Report: Google to Pay up to $200 Million for Child Privacy Violations

Google chief executive Sundar Pichai has made a priority of investing in artificial intelligence, and has spoken publicly about infusing the company's array of offerings with software smarts
GETTY/AFP/File JUSTIN SULLIVAN

Google will reportedly pay between $150 and $200 million to resolve a Federal Trade Commission (FTC) investigation into YouTube regarding its potential violation of a children’s privacy law, according to a report.

Politico report detailed that the agency voted 3-2 along party lines to settle with Google. The settlement will then go to the Department of Justice (DOJ) as part of its review process.

The FTC’s settlement with Google serves as the latest move against big tech. The agency fined Facebook $5 billion to resolve its probe over its Cambridge Analytica scandal, which violated millions of Americans’ privacy.

Privacy groups have complained to the consumer protection agency that YouTube violated the Children’s Online Privacy Protection Act (COPPA) by collecting personal information about children and using it to target them with ads without receiving their parents’ consent.

Google’s settlement with the FTC serves as the largest fine for COPPA violations. The agency previously fined Chinese social media company Musical.ly, now TikTok, $5.7 million in February.

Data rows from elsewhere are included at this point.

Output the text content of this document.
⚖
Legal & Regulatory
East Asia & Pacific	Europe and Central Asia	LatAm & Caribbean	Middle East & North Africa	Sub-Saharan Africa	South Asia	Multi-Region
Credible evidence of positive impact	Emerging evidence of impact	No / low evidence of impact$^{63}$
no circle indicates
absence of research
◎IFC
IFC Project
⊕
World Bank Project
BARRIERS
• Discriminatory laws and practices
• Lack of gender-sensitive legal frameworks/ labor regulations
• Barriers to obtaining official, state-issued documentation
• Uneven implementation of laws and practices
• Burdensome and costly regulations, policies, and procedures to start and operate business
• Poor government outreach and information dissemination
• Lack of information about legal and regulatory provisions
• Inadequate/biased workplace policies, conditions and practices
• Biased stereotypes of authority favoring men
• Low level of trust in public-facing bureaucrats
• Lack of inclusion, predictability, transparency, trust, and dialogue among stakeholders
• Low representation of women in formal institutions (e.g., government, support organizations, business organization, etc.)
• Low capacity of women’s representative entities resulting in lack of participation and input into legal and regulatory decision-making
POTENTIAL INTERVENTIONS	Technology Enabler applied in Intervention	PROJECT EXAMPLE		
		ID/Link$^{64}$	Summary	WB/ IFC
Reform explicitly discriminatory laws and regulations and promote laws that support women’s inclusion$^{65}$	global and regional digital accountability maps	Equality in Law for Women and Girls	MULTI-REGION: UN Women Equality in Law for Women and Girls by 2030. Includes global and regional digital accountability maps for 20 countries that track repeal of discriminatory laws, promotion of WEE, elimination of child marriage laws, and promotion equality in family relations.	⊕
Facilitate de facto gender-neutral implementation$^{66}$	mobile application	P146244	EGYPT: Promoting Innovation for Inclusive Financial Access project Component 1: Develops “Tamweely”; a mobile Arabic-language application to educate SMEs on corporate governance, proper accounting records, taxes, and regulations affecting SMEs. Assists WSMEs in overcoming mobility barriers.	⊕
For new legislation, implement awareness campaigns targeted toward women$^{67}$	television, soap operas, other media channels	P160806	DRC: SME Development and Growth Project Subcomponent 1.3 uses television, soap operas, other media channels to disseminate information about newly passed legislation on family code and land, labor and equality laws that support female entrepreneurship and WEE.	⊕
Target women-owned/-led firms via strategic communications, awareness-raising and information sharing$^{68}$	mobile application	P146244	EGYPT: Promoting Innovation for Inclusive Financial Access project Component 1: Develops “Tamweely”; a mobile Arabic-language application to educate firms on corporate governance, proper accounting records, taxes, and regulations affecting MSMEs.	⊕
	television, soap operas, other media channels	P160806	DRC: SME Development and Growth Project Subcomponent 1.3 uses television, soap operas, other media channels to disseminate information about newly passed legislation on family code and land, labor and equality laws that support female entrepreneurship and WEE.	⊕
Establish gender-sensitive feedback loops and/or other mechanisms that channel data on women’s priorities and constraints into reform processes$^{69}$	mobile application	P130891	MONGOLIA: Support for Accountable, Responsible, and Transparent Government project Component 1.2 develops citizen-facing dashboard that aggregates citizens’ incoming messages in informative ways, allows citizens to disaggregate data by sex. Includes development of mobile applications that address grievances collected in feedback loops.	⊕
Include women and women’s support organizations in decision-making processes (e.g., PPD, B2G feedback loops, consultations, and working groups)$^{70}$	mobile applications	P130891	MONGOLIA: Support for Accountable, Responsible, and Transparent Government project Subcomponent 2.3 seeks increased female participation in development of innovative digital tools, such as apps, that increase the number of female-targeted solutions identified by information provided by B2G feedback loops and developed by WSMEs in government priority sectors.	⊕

Jeff Chester, the executive director of the Center for Digital Democracy, said that the agency should fine Google much more for its COPPA violations.

“I think the message here is that when the commission did have a privacy law to enforce, it refused to do so. The punishment should’ve been at least half a billion dollars,” Chester said. “It’s scandalous. It sends the signal that you in fact can break a privacy law and get away largely scot-free.”

Marc Rotenberg, president of the Electronic Privacy Information Center (EPIC), said that perhaps even more important than the fine is the terms the FTC might impose on Google regarding its collection of children’s information.

Rotenberg said, “The critical challenge for the FTC is whether it has the ability to restrain business practices that violate privacy. Imposing large fines does not address that problem.”